Focal Loss Principle: When gamma=0, it is equivalent to standard Cross-Entropy. The larger the gamma, the less penalty is applied to “already correctly classified easy examples” (the green region on the right), allowing the model to focus on learning hard examples. This project uses gamma=2 (orange dashed line).

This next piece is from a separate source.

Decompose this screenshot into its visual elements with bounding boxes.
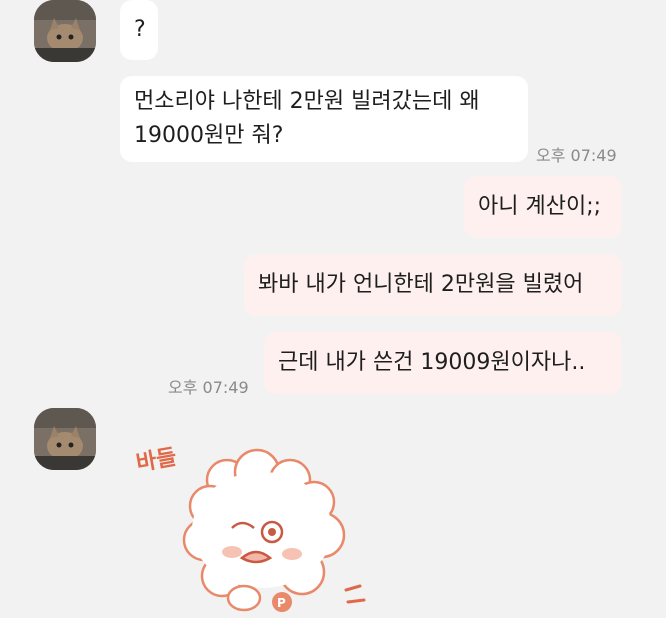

class FocalLoss(nn.Module):
def __init__(self, alpha=1, gamma=2, reduction="mean"):
super(FocalLoss, self).__init__()
self.alpha = alpha
self.gamma = gamma
self.reduction = reduction
def forward(self, inputs, targets):
ce_loss = nn.CrossEntropyLoss(reduction="none")(inputs, targets)
pt = torch.exp(-ce_loss)
focal_loss = self.alpha * (1 - pt) ** self.gamma * ce_loss
if self.reduction == "mean":
return focal_loss.mean()
elif self.reduction == "sum":
return focal_loss.sum()
return focal_loss
criterion = FocalLoss(alpha=1, gamma=2)Training Setup
optimizer = optim.Adam(model.parameters(), lr=0.001)
num_epochs = 20
batch_size = 32
for epoch in range(num_epochs):
model.train()
for inputs, labels in train_loader:
inputs, labels = inputs.to(device), labels.to(device)
optimizer.zero_grad()
outputs = model(inputs)
loss = criterion(outputs, labels)
loss.backward()
optimizer.step()Results
| Class | Description | Accuracy |
|---|---|---|
| Type 1 | Ectocervix (fully visible transformation zone) | 87.5% |
| Type 2 | Partially visible transformation zone | 92.3% |
| Type 3 | Endocervix (transformation zone not visible) | 78.5% |

Classification Results Analysis: Type 2 (partially visible transformation zone) achieves the highest accuracy at 92.3% due to its most distinctive features. Type 3 (transformation zone not visible) has the lowest at 78.5%, as it lacks identifiable surface structural features, making classification the most difficult. The mean accuracy is 86.1% (grey dashed line). Focal Loss effectively improved the learning performance on minority classes.